J'imagine que c'était un peu ignoble, vu qu'il m'avait dessoûlée à ma fête d'anniversaire avant de me ramener à la maison. Mais il le méritait pour le fiasco de la robe.
« Pas d'alcool ce soir pour vous tous. » Mon père nous fusilla du regard tous les trois comme si nous étions des adolescents imprudents. En fait, Damian avait 29 ans, Julius 30 et j'en avais maintenant 25.
De toute façon, nous n'eûmes pas l'occasion de nous disputer. Bientôt, un couple d'âge mûr avec un accent irlandais prononcé vint parler à mon père. Pendant les vingt minutes qui suivirent, nous devions rester plantés là et maintenir notre réputation de savants.
À chaque occasion, je scrutais la pièce du regard, cherchant qui était là.
Je voyais la famille Walker, une famille criminelle londonienne. Je voyais aussi le chef japonais et quelques criminels sud-américains.
Puis, je reconnus la famille Diaz, une famille espagnole, de l'autre côté de la pièce. Damian avait couché avec le frère psychopathe, la sœur, puis la mère.

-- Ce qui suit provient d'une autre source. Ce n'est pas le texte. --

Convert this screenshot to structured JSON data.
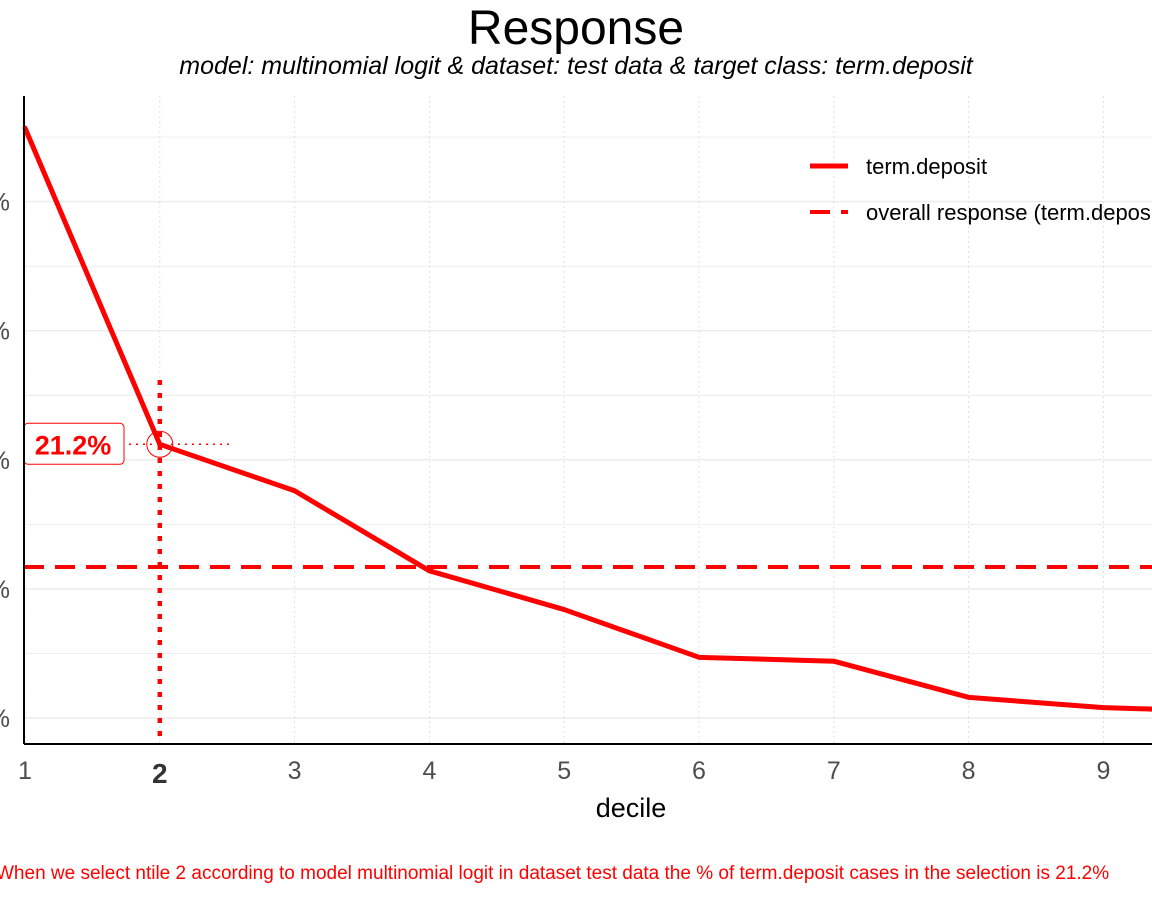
{
  "chart_data": {
    "type": "line",
    "title": "Response",
    "subtitle": "model: multinomial logit  &  dataset: test data  &  target class: term.deposit",
    "xlabel": "decile",
    "ylabel": "",
    "x": [
      1,
      2,
      3,
      4,
      5,
      6,
      7,
      8,
      9,
      10
    ],
    "x_tick_labels": [
      "1",
      "2",
      "3",
      "4",
      "5",
      "6",
      "7",
      "8",
      "9"
    ],
    "y_tick_labels": [
      "%",
      "%",
      "%",
      "%",
      "%"
    ],
    "ylim": [
      0,
      50
    ],
    "grid": true,
    "legend_position": "top-right",
    "series": [
      {
        "name": "term.deposit",
        "style": "solid",
        "values": [
          45.7,
          21.2,
          17.6,
          11.4,
          8.4,
          4.7,
          4.4,
          1.6,
          0.8,
          0.5
        ]
      },
      {
        "name": "overall response (term.deposit)",
        "style": "dashed",
        "values": [
          11.7,
          11.7,
          11.7,
          11.7,
          11.7,
          11.7,
          11.7,
          11.7,
          11.7,
          11.7
        ]
      }
    ],
    "highlight": {
      "decile": 2,
      "value": 21.2,
      "label": "21.2%"
    },
    "caption": "When we select ntile 2 according to model multinomial logit in dataset test data the % of term.deposit cases in the selection is 21.2%",
    "colors": {
      "series": "#ff0000",
      "grid": "#ebebeb",
      "axis": "#000000",
      "tick_text": "#4d4d4d"
    }
  }
}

« Il me regarde ? » Mon cousin s'est penché pour me murmurer quelque chose. Mes yeux sont restés rivés sur le dos tendu du grand psychopathe espagnol.
« Non. Il parle à sa sœur, tu sais, celle avec qui tu as couché ? » ai-je murmuré en portant mon verre d'eau à mes lèvres.
Oui, de l'eau. Quelle honte.
« Tu as vu son cul, Mildred ? Je n'ai pas pu m'en empêcher. » J'entendais son sourire suffisant lorsqu'il me murmurait à l'oreille.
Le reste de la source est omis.